North has devoted her career to the suffering — not only those who have survived disasters but also to the homeless. For a decade, she was the psychiatrist for Grace Hill Neighborhood Services, where she worked with indigent and homeless people.

She even had to dodge bullets on the job. She was at a Grace Hill clinic discussing patient cases with a social worker when a gunfight began outside. They slid out of their chairs and continued working on the floor.

She also made “house calls,” visiting homeless patients in shelters, and occasionally provided services slightly outside of her normal routine.

“I delivered a baby at one of those clinics,” she says. “The primary-care doctor was at lunch, and I was the only doctor there when a young woman decided it was time to have her baby boy.”

A lifelong love

When she’s not traveling around the world to talk with disaster survivors or working with the homeless in St. Louis, North likes to run. A movement disorder has limited her mileage in recent years, but she’s completed two marathons and finished first in an ultramarathon — a distance of about 37 miles.

North and her husband, Richard Olson, met when both were in seventh grade in the town of Clinton, Iowa. They later went to the prom together.

These days, they live with their Great Danes near Tower Grove Park. They own two old houses next door to each other and are slowly restoring them.

Judging by one of their anniversary celebrations, it’s quite a romance.
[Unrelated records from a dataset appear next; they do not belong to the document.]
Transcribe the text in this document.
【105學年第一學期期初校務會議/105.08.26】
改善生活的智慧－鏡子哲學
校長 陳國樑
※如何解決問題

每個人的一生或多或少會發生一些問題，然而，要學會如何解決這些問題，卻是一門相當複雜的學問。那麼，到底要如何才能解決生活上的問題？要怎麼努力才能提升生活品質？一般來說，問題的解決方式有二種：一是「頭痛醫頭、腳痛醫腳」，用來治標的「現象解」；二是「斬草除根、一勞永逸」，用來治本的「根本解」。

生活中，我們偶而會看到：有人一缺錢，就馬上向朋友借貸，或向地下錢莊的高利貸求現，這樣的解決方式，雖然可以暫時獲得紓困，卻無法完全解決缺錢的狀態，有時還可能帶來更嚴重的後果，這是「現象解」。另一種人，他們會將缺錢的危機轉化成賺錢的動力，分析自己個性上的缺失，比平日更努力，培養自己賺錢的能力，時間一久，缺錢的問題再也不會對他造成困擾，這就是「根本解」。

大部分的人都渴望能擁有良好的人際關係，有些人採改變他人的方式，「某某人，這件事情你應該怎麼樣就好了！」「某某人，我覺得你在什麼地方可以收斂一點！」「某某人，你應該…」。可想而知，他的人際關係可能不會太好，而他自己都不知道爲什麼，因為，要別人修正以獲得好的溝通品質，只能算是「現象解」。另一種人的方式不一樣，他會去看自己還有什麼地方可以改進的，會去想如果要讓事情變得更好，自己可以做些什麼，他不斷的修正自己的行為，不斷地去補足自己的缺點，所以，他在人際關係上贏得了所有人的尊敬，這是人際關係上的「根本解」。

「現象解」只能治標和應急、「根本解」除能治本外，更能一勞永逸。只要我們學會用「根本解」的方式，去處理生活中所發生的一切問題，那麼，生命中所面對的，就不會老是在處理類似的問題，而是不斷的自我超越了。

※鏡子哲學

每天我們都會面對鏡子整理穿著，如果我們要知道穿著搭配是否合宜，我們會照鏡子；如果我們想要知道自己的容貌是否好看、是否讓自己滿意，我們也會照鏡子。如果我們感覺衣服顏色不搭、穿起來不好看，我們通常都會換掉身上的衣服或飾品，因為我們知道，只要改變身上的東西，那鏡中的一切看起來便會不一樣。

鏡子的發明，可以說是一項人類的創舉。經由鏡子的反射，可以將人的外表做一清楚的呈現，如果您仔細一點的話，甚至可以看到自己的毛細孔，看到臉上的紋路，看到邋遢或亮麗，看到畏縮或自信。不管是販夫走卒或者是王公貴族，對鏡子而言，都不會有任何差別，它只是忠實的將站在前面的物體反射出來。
North’s husband always had wanted a yellow Corvette, and after they had eaten their anniversary dinner, the valet pulled up in her husband’s present — the yellow Corvette she bought him.

She says in addition to a romantic heart, there might be something about her past experiences and about working with disaster survivors that makes her want to savor life.

“Disasters are sort of equal opportunity employers,” she says. “They select cross sections of the population. People from all walks of life typically are exposed to a single disaster event, and it’s very compelling to see how such diverse people will respond.

“Interestingly, it’s not all negative. Many people actually tell us about positive effects that have occurred in their lives after these events.”

That doesn’t surprise Carol North. But then again, she’s experienced her share of miracles.